Someone’s going to have some big, knife-concealing shoes to fill. A new James Bond movie is in the works, and they have reportedly started casting auditions (Jacob Elordi, pictured above; Callum Turner, Aaron Taylor-Johnson, and Tom Francis have all been rumored to be potential candidates.) Supposedly they want the new James Bond film to attract Gen Z to the movie theatre. I guess his martinis will be shaken, not stirred...with oat milk... His new catchphrase? “Bond. James Bond. Don’t forget to like and subscribe”... Instead of a tux, he wears pajamas and crocs... His monicker is changed from Double-Oh-Seven to Double-Oh-SIX-SEVEN...Q still builds him new gadgets, but now they all turn into a vape pen...Or they just hire a guy “oozing sex appeal,” that would work too.
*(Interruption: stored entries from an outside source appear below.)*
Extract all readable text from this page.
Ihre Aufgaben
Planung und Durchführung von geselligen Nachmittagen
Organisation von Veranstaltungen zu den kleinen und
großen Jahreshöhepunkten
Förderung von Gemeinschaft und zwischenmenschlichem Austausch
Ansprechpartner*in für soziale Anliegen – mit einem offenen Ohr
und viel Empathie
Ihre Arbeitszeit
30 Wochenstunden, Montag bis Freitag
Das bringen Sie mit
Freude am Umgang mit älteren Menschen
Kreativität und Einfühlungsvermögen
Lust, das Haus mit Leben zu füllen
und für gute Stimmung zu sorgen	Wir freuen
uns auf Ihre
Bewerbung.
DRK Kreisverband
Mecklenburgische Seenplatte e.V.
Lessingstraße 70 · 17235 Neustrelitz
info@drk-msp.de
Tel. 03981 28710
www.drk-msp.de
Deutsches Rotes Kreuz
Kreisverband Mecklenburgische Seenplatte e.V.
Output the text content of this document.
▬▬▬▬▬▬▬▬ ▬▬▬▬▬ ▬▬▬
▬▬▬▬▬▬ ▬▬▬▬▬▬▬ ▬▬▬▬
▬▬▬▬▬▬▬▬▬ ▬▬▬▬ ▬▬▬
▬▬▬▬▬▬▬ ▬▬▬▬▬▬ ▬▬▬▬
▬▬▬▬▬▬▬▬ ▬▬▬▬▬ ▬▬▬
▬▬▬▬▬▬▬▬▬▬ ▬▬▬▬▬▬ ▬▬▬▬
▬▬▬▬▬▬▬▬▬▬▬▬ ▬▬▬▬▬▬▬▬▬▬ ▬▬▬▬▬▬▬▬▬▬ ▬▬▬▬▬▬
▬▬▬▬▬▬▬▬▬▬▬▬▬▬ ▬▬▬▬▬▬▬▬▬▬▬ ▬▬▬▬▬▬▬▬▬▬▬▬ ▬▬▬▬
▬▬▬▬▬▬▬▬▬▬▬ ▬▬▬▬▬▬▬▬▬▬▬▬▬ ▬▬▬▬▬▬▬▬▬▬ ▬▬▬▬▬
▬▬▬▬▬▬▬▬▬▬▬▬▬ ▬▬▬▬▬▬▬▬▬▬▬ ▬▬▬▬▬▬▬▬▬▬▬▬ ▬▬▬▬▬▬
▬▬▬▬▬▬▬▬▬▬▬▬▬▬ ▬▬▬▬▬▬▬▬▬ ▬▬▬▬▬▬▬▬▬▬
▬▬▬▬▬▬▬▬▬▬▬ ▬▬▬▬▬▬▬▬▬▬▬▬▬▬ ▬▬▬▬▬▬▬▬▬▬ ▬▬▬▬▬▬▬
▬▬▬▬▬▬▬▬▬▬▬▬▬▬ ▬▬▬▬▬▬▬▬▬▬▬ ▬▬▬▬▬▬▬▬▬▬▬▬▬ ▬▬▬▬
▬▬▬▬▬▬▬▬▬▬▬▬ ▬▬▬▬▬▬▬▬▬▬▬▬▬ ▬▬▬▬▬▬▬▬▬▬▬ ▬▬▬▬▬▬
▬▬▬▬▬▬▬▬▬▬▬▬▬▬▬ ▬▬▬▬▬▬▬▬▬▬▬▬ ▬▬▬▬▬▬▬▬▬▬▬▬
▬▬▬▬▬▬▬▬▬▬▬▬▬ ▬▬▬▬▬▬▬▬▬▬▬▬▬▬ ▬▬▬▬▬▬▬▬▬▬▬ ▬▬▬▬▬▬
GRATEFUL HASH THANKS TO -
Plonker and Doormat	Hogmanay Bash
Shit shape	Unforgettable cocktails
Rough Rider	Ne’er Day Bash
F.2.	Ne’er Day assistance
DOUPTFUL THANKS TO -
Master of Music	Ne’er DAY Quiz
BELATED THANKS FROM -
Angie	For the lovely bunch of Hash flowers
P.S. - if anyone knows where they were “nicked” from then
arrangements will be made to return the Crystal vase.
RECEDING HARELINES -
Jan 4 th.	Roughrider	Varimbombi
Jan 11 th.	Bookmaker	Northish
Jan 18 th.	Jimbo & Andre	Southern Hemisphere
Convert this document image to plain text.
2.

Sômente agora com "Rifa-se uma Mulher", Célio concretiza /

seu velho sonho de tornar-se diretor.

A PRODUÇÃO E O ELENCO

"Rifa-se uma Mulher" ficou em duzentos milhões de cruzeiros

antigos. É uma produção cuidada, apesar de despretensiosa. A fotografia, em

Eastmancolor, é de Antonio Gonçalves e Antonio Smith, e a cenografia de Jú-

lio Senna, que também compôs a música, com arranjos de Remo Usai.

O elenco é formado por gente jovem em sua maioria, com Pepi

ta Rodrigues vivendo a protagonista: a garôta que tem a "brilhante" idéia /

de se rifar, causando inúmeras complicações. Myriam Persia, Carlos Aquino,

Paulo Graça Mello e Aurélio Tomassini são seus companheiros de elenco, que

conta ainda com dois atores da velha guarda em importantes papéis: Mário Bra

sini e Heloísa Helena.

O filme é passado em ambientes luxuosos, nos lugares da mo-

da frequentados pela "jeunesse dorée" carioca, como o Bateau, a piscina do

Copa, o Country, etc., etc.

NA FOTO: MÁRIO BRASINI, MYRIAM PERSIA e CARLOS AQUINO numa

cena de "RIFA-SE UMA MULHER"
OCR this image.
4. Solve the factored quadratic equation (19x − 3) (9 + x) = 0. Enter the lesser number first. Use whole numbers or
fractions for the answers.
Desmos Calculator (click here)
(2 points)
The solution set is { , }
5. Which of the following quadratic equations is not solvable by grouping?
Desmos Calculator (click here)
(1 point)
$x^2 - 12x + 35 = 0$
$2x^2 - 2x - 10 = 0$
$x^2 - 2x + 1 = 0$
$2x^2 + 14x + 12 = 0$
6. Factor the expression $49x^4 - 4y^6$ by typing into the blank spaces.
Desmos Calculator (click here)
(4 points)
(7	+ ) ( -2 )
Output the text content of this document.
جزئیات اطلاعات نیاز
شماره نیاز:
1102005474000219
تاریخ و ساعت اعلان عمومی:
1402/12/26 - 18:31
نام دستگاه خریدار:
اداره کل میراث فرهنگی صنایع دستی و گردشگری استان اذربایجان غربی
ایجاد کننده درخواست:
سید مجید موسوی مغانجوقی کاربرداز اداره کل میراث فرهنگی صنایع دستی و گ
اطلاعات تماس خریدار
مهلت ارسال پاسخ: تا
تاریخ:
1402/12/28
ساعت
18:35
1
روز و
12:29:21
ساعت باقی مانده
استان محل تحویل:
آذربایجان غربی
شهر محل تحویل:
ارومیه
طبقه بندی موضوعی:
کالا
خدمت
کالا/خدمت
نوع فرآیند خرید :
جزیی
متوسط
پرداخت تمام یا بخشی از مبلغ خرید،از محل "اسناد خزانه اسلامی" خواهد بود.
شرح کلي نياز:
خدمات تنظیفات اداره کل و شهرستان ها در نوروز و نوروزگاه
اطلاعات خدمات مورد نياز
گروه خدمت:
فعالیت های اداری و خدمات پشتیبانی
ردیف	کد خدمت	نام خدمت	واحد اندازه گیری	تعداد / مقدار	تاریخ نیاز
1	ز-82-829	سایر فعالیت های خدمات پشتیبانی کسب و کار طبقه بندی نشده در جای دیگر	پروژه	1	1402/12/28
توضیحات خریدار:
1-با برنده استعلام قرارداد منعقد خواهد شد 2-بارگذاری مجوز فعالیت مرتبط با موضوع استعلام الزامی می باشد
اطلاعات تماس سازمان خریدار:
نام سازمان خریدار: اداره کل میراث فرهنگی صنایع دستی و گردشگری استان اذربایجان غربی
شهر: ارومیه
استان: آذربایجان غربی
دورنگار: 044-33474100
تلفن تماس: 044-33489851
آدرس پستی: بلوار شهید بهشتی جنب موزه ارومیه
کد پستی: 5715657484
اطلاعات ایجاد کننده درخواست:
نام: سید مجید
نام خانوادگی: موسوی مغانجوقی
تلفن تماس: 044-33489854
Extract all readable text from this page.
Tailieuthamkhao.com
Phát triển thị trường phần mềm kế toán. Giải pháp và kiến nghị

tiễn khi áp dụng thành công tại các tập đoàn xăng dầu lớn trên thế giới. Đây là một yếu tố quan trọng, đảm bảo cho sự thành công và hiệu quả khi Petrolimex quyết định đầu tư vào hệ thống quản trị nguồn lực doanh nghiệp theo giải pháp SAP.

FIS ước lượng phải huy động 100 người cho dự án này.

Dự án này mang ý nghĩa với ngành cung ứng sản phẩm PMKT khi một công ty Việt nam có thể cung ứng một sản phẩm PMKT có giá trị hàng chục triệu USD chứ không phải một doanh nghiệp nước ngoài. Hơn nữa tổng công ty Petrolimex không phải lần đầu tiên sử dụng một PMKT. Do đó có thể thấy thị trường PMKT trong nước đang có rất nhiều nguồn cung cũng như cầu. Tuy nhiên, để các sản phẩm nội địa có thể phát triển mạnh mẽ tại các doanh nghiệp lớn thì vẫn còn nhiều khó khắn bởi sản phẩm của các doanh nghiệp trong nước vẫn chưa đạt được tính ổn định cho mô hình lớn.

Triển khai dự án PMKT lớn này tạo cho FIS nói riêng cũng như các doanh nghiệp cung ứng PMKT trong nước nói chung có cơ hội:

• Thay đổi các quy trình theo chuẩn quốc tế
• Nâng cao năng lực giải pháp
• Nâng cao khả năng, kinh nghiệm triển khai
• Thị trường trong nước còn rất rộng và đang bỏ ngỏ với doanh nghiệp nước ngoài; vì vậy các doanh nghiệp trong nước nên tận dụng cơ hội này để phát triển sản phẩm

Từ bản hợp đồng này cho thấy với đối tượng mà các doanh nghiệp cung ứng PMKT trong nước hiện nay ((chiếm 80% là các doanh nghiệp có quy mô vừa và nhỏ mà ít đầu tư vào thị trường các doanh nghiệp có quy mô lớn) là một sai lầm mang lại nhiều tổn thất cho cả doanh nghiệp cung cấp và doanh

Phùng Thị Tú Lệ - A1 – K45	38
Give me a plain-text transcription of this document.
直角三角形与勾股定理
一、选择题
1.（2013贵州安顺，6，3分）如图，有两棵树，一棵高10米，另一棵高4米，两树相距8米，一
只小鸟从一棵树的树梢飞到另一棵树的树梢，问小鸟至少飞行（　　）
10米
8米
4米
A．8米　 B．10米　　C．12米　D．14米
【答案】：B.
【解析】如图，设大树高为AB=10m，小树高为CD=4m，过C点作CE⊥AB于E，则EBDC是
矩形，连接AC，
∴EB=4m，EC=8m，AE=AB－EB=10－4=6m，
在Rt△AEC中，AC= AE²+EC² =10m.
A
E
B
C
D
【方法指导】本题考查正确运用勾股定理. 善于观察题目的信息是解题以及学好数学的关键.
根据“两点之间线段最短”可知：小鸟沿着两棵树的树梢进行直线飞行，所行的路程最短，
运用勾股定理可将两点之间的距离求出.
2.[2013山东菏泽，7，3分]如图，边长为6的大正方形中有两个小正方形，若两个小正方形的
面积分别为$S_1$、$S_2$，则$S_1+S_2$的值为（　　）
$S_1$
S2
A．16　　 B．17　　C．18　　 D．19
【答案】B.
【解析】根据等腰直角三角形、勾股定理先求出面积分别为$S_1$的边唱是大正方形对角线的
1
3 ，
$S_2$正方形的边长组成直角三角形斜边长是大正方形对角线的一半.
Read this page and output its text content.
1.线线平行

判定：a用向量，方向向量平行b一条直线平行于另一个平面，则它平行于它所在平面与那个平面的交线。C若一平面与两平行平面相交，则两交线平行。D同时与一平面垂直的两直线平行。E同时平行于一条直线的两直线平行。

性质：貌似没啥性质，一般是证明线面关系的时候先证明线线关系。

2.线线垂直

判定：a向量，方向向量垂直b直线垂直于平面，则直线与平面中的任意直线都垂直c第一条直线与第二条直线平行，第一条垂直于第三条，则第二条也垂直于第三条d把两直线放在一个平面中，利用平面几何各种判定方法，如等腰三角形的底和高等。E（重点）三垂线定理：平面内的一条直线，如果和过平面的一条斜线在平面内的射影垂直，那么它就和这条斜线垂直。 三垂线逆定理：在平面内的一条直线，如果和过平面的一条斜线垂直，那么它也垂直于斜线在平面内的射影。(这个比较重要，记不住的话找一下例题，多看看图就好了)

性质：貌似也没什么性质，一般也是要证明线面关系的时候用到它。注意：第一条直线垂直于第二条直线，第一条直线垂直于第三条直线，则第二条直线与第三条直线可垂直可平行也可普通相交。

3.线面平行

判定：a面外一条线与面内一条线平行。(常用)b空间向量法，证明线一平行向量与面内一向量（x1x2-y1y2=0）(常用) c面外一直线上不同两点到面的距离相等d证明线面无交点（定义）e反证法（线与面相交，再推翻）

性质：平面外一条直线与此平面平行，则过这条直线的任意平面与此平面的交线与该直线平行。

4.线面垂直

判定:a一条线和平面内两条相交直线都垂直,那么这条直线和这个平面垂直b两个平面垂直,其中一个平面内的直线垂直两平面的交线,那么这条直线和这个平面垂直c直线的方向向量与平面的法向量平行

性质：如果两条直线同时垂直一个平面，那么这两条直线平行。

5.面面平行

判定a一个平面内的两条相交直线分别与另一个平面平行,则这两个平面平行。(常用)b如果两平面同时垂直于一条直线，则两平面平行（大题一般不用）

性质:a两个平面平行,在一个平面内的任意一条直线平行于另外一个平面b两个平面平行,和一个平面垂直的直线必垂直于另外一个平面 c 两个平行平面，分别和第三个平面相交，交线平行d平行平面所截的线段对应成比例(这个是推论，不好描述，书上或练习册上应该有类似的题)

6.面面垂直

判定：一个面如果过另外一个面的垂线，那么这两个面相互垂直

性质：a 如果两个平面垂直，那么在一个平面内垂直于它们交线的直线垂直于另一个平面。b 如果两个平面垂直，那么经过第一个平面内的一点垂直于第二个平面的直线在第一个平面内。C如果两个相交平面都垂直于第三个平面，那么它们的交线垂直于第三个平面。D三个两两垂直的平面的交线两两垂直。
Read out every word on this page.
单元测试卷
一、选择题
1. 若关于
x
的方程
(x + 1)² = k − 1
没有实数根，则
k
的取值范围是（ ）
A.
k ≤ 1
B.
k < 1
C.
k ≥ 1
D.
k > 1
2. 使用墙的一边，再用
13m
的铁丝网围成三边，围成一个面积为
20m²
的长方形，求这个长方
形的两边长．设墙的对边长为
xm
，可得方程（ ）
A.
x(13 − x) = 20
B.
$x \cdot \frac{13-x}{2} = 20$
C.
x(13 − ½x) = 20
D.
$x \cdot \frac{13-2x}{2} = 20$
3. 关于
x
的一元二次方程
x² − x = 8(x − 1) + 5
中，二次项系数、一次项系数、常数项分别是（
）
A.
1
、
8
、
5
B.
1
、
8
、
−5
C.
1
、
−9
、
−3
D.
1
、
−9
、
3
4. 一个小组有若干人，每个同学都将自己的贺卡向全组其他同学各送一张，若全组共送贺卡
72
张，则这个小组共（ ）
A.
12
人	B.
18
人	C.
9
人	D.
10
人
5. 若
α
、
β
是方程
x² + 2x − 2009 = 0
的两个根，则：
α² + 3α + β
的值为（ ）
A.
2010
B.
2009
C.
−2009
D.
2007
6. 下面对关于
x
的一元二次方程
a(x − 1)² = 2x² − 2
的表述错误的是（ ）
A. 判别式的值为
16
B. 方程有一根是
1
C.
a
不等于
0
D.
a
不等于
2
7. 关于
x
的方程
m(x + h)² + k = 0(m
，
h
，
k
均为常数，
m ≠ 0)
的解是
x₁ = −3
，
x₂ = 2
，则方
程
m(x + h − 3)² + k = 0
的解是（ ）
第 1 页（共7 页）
BARK AT THE PARK! Miami Marlins absolutely crushed the Braves last night (maybe the dogs brought them luck at loanDepot Park)...12-0 shutout over Atlanta! Javier Sanoja hit his first career grand slam, Joe Mack drove in four, and Max Meyer threw six scoreless innings.
Miami International Airport is getting a big new high-tech operations center - about $33 million - and it’s supposed to use AI to help all the different security and airport agencies communicate faster when something happens. If AI can tell me why my gate changed three times and my bag went to Tampa, I’m fully on board.